Robert Maurer (One_Small_Step):

  • ask small questions of oneself, emphasizing the positive rather than the critical side of things
  • mentally rehearse success (what he calls "mind sculpture")
  • take tiny steps to make progress and prepare the way for larger actions
  • identify little problems and fix them early, before they grow large
  • give small rewards, to oneself and others, to motivate continued improvement
  • be alert to small details and little events that suggest creative possibilities

David Allen (Mind_Like_Water):

In karate there is an image that's used to define the position of perfect readiness: "mind like water." Imagine throwing a pebble into a still pond. How does the water respond? The answer is, totally appropriately to the force and mass of the input; then it returns to calm. It doesn't overreact or underreact.

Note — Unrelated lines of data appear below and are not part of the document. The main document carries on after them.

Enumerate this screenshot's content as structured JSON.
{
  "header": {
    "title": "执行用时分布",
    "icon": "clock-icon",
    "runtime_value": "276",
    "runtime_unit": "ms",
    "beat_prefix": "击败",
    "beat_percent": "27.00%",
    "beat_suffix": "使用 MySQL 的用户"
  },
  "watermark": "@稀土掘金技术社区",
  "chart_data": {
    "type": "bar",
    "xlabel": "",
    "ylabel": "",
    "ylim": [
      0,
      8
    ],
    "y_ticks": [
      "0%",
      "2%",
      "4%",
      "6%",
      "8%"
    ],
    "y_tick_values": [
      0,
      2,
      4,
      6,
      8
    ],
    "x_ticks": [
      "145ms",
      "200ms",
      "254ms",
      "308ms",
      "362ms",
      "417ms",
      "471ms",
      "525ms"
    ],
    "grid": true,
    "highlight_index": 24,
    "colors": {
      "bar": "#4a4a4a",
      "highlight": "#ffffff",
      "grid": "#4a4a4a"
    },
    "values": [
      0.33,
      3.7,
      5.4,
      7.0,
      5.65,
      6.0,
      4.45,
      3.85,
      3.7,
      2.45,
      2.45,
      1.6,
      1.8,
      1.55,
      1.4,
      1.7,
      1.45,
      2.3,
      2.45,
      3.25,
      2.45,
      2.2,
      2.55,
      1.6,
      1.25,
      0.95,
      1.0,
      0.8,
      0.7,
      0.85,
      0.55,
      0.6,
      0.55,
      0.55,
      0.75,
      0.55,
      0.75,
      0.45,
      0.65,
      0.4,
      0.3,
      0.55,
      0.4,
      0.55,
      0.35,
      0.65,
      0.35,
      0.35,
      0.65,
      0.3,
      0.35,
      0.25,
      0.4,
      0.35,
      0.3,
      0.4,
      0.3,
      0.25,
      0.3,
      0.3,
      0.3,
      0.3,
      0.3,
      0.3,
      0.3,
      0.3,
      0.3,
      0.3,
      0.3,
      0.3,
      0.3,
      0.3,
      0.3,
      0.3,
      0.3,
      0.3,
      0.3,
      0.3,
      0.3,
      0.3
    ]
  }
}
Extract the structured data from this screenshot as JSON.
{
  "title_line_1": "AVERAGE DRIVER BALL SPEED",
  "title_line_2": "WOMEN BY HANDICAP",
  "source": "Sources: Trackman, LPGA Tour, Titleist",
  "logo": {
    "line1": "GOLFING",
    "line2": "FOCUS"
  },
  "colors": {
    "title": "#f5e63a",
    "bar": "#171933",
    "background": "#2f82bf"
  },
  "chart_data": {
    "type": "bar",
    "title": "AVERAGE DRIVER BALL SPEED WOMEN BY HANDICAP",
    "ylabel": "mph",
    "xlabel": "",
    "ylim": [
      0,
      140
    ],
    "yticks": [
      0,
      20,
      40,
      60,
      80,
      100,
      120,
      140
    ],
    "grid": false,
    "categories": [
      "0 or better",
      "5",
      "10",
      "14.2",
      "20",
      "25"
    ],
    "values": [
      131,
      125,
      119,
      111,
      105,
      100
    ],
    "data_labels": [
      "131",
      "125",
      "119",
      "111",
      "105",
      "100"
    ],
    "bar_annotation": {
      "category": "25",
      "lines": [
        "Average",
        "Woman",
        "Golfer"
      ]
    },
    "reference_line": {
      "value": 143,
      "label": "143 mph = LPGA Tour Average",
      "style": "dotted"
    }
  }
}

... and a few pages later:

  • First of all, if it's on your mind, your mind isn't clear. Anything you consider unfinished in any way must be captured in a trusted system outside your mind, or what I call a collection bucket, that you know you'll come back to regularly and sort through.
  • Second, you must clarify exactly what your commitment is and decide what you have to do, if anything, to make progress toward fulfilling it.
  • Third, once you've decided on all the actions you need to take, you must keep reminders of them organized in a system you review regularly.

Ralph Waldo Emerson (RalphWaldoEmerson):

Quotation — yes, but how differently persons quote! I am as much informed of your genius by what you select, as by what you originate. I read the quotation with your eyes, & find a new & fervent sense. ... For good quoting, then, there must be originality in the quoter — bent, bias, delight in the truth, & only valuing the author in the measure of his agreement with the truth which we see, & which he had the luck to see first. And originality, what is that? It is being; being somebody, being yourself, & reporting accurately what you see & are. If another's words describe your fact, use them as freely as you use the language & the alphabet, whose use does not impair your originality. Neither will another's sentiment or distinction impugn your sufficiency. Yet in proportion to your reality of life & perception, will be your difficulty of finding yourself expressed in others' words or deeds.